Hampshire became the third team to win a major county trophy in 2005, as they prevailed in a high-scoring final at Lord's, leaving only the County Championship left for grabs. Nic Pothas and Sean Ervine added 136 runs for the second wicket to propel Hampshire to a big total against Warwickshire, whose bowlers gave away 20 runs from wides but still managed to bowl Hampshire out on the last ball. Ervine was fifth out, taking 91 balls for his second successive C&G century, before he was caught off Jonathan Trott, who finished with three wickets for 35 runs. Neil Carter took five wickets to redeem his 66 conceded runs, while Makhaya Ntini bowled two maiden overs for Warwickshire, but went wicketless.

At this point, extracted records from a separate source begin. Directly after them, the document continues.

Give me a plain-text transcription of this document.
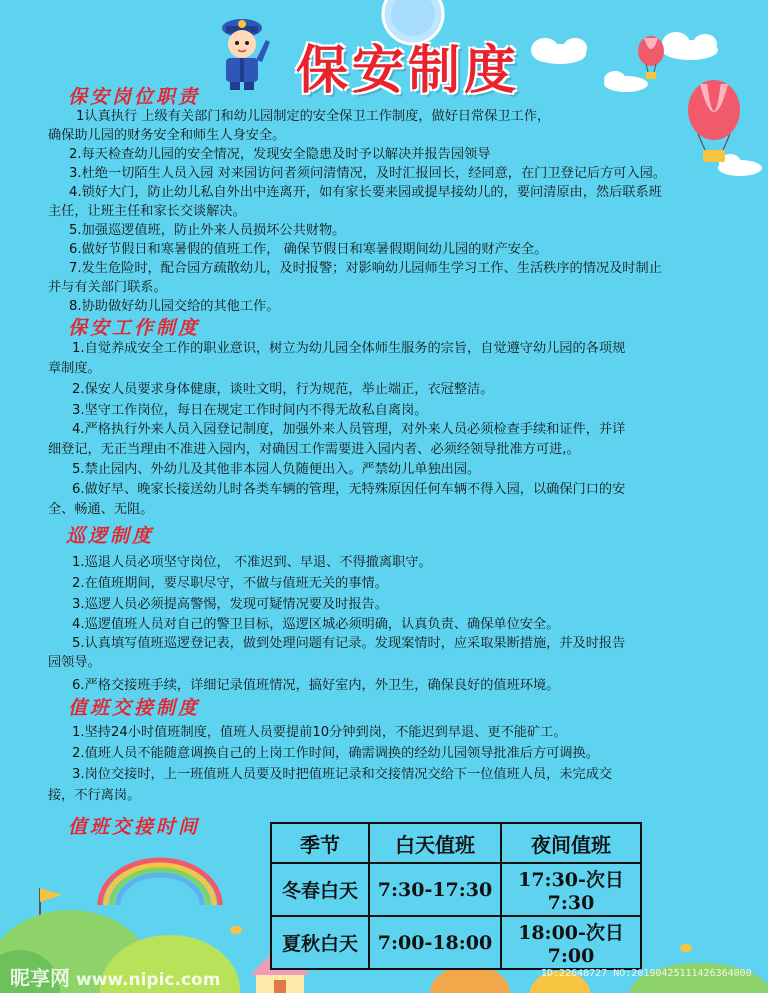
保安制度
保安岗位职责
1认真执行 上级有关部门和幼儿园制定的安全保卫工作制度，做好日常保卫工作，
确保助儿园的财务安全和师生人身安全。
2.每天检查幼儿园的安全情况，发现安全隐患及时予以解决并报告园领导
3.杜绝一切陌生人员入园 对来园访问者须问清情况，及时汇报回长，经同意，在门卫登记后方可入园。
4.锁好大门，防止幼儿私自外出中连离开，如有家长要来园或提早接幼儿的，要问清原由，然后联系班
主任，让班主任和家长交谈解决。
5.加强巡逻值班，防止外来人员损坏公共财物。
6.做好节假日和寒暑假的值班工作， 确保节假日和寒暑假期间幼儿园的财产安全。
7.发生危险时，配合园方疏散幼儿，及时报警；对影响幼儿园师生学习工作、生活秩序的情况及时制止
并与有关部门联系。
8.协助做好幼儿园交给的其他工作。
保安工作制度
1.自觉养成安全工作的职业意识，树立为幼儿园全体师生服务的宗旨，自觉遵守幼儿园的各项规
章制度。
2.保安人员要求身体健康，谈吐文明，行为规范，举止端正，衣冠整洁。
3.坚守工作岗位，每日在规定工作时间内不得无故私自离岗。
4.严格执行外来人员入园登记制度，加强外来人员管理，对外来人员必须检查手续和证件，并详
细登记，无正当理由不准进入园内，对确因工作需要进入园内者、必须经领导批准方可进,。
5.禁止园内、外幼儿及其他非本园人负随便出入。严禁幼儿单独出园。
6.做好早、晚家长接送幼儿时各类车辆的管理，无特殊原因任何车辆不得入园，以确保门口的安
全、畅通、无阻。
巡逻制度
1.巡退人员必项坚守岗位， 不准迟到、早退、不得撤离职守。
2.在值班期间，要尽职尽守，不做与值班无关的事情。
3.巡逻人员必须提高警惕，发现可疑情况要及时报告。
4.巡逻值班人员对自己的警卫目标，巡逻区城必须明确，认真负责、确保单位安全。
5.认真填写值班巡逻登记表，做到处理问题有记录。发现案情时，应采取果断措施，并及时报告
园领导。
6.严格交接班手续，详细记录值班情况，搞好室内，外卫生，确保良好的值班环境。
值班交接制度
1.坚持24小时值班制度，值班人员要提前10分钟到岗，不能迟到早退、更不能矿工。
2.值班人员不能随意调换自己的上岗工作时间，确需调换的经幼儿园领导批准后方可调换。
3.岗位交接时，上一班值班人员要及时把值班记录和交接情况交给下一位值班人员，未完成交
接，不行离岗。
值班交接时间
季节	白天值班	夜间值班
冬春白天	7:30-17:30	17:30-次日7:30
夏秋白天	7:00-18:00	18:00-次日7:00
昵享网 www.nipic.com	ID:22648727 NO:20190425111426364000
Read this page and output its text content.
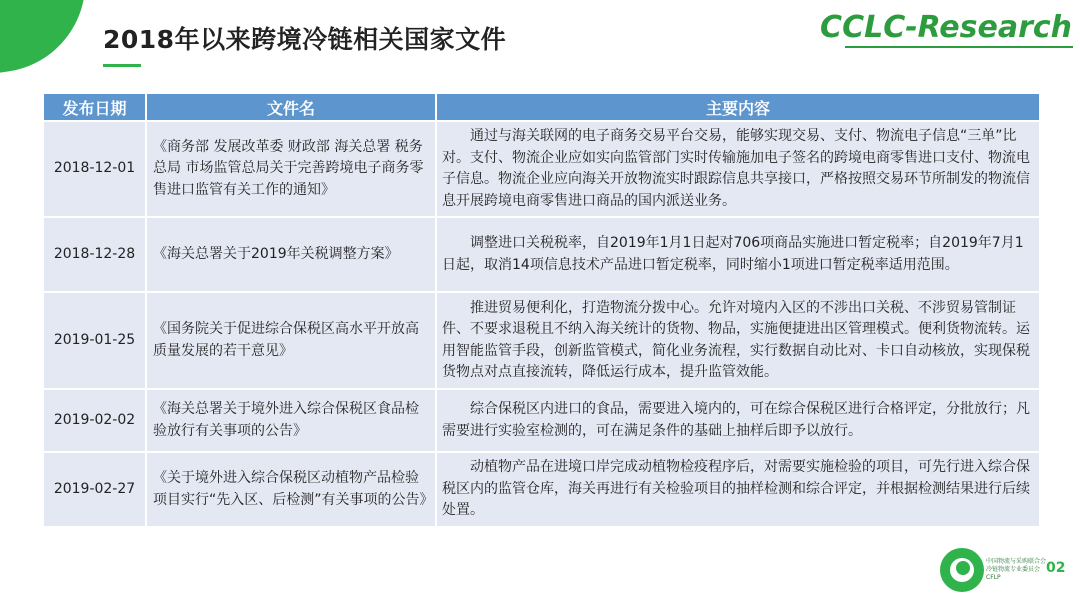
2018年以来跨境冷链相关国家文件	CCLC-Research
发布日期	文件名	主要内容
2018-12-01	《商务部 发展改革委 财政部 海关总署 税务总局 市场监管总局关于完善跨境电子商务零售进口监管有关工作的通知》	通过与海关联网的电子商务交易平台交易，能够实现交易、支付、物流电子信息“三单”比对。支付、物流企业应如实向监管部门实时传输施加电子签名的跨境电商零售进口支付、物流电子信息。物流企业应向海关开放物流实时跟踪信息共享接口，严格按照交易环节所制发的物流信息开展跨境电商零售进口商品的国内派送业务。
2018-12-28	《海关总署关于2019年关税调整方案》	调整进口关税税率，自2019年1月1日起对706项商品实施进口暂定税率；自2019年7月1日起，取消14项信息技术产品进口暂定税率，同时缩小1项进口暂定税率适用范围。
2019-01-25	《国务院关于促进综合保税区高水平开放高质量发展的若干意见》	推进贸易便利化，打造物流分拨中心。允许对境内入区的不涉出口关税、不涉贸易管制证件、不要求退税且不纳入海关统计的货物、物品，实施便捷进出区管理模式。便利货物流转。运用智能监管手段，创新监管模式，简化业务流程，实行数据自动比对、卡口自动核放，实现保税货物点对点直接流转，降低运行成本，提升监管效能。
2019-02-02	《海关总署关于境外进入综合保税区食品检验放行有关事项的公告》	综合保税区内进口的食品，需要进入境内的，可在综合保税区进行合格评定，分批放行；凡需要进行实验室检测的，可在满足条件的基础上抽样后即予以放行。
2019-02-27	《关于境外进入综合保税区动植物产品检验项目实行“先入区、后检测”有关事项的公告》	动植物产品在进境口岸完成动植物检疫程序后，对需要实施检验的项目，可先行进入综合保税区内的监管仓库，海关再进行有关检验项目的抽样检测和综合评定，并根据检测结果进行后续处置。
中国物流与采购联合会
冷链物流专业委员会
CFLP
02
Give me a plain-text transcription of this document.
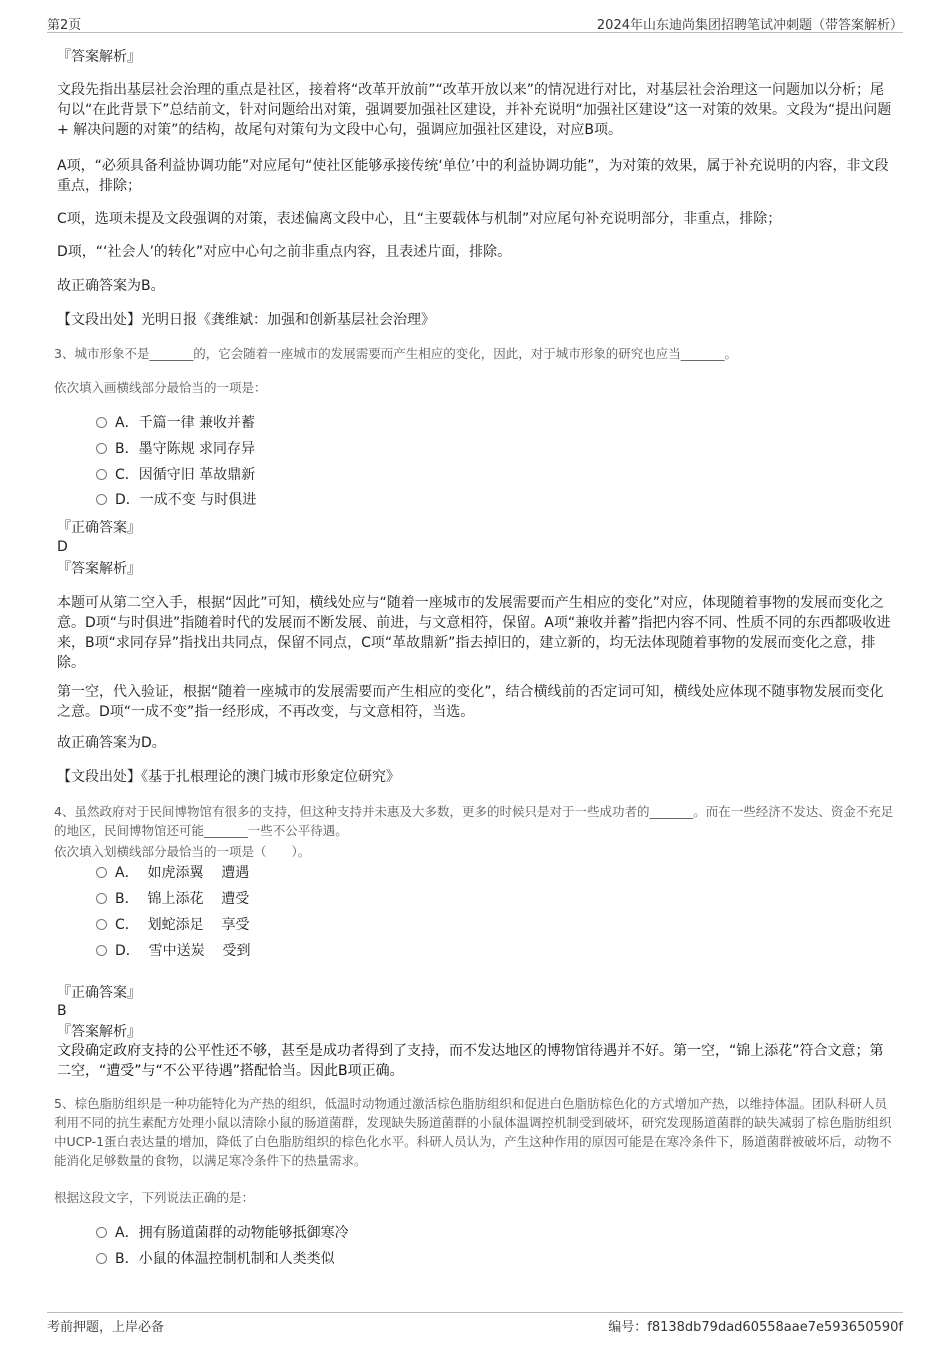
第2页	2024年山东迪尚集团招聘笔试冲刺题（带答案解析）
『答案解析』
文段先指出基层社会治理的重点是社区，接着将“改革开放前”“改革开放以来”的情况进行对比，对基层社会治理这一问题加以分析；尾句以“在此背景下”总结前文，针对问题给出对策，强调要加强社区建设，并补充说明“加强社区建设”这一对策的效果。文段为“提出问题 + 解决问题的对策”的结构，故尾句对策句为文段中心句，强调应加强社区建设，对应B项。
A项，“必须具备利益协调功能”对应尾句“使社区能够承接传统‘单位’中的利益协调功能”，为对策的效果，属于补充说明的内容，非文段重点，排除；
C项，选项未提及文段强调的对策，表述偏离文段中心，且“主要载体与机制”对应尾句补充说明部分，非重点，排除；
D项，“‘社会人’的转化”对应中心句之前非重点内容，且表述片面，排除。
故正确答案为B。
【文段出处】光明日报《龚维斌：加强和创新基层社会治理》
3、城市形象不是_______的，它会随着一座城市的发展需要而产生相应的变化，因此，对于城市形象的研究也应当_______。
依次填入画横线部分最恰当的一项是：
A．千篇一律 兼收并蓄
B．墨守陈规 求同存异
C．因循守旧 革故鼎新
D．一成不变 与时俱进
『正确答案』
D
『答案解析』
本题可从第二空入手，根据“因此”可知，横线处应与“随着一座城市的发展需要而产生相应的变化”对应，体现随着事物的发展而变化之意。D项“与时俱进”指随着时代的发展而不断发展、前进，与文意相符，保留。A项“兼收并蓄”指把内容不同、性质不同的东西都吸收进来，B项“求同存异”指找出共同点，保留不同点，C项“革故鼎新”指去掉旧的，建立新的，均无法体现随着事物的发展而变化之意，排除。
第一空，代入验证，根据“随着一座城市的发展需要而产生相应的变化”，结合横线前的否定词可知，横线处应体现不随事物发展而变化之意。D项“一成不变”指一经形成，不再改变，与文意相符，当选。
故正确答案为D。
【文段出处】《基于扎根理论的澳门城市形象定位研究》
4、虽然政府对于民间博物馆有很多的支持，但这种支持并未惠及大多数，更多的时候只是对于一些成功者的_______。而在一些经济不发达、资金不充足的地区，民间博物馆还可能_______一些不公平待遇。
依次填入划横线部分最恰当的一项是（　　）。
A．  如虎添翼    遭遇
B．  锦上添花    遭受
C．  划蛇添足    享受
D．  雪中送炭    受到
『正确答案』
B
『答案解析』
文段确定政府支持的公平性还不够，甚至是成功者得到了支持，而不发达地区的博物馆待遇并不好。第一空，“锦上添花”符合文意；第二空，“遭受”与“不公平待遇”搭配恰当。因此B项正确。
5、棕色脂肪组织是一种功能特化为产热的组织，低温时动物通过激活棕色脂肪组织和促进白色脂肪棕色化的方式增加产热，以维持体温。团队科研人员利用不同的抗生素配方处理小鼠以清除小鼠的肠道菌群，发现缺失肠道菌群的小鼠体温调控机制受到破坏，研究发现肠道菌群的缺失减弱了棕色脂肪组织中UCP-1蛋白表达量的增加，降低了白色脂肪组织的棕色化水平。科研人员认为，产生这种作用的原因可能是在寒冷条件下，肠道菌群被破坏后，动物不能消化足够数量的食物，以满足寒冷条件下的热量需求。
根据这段文字，下列说法正确的是：
A．拥有肠道菌群的动物能够抵御寒冷
B．小鼠的体温控制机制和人类类似
考前押题，上岸必备	编号：f8138db79dad60558aae7e593650590f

Warwickshire were set to chase 291 to win, and Carter fulfilled his job as a pinch hitter well, scoring four fours and one six en route to 32, and Nick Knight and Ian Bell kept up with the required run rate well. However, Bell suffered cramps just before he reached 50, and that limited his movements - he succumbed shortly afterwards, chipping a simple catch to Chris Tremlett and was gone for 54. The other batsmen tried to add runs with Knight, but yielded to the Hampshire bowling and fielding effort, and when Knight was finally dismissed for 118 Warwickshire needed 40 runs for the last three wickets. Shane Watson effectively stopped that, having Dougie Brown and Ashley Giles out bowled, leaving Warwickshire to hit about 20 runs in the last over. It was too much for Makhaya Ntini, who was bowled by Chris Tremlett with the second ball of the last over, and thus Hampshire took an 18-run victory.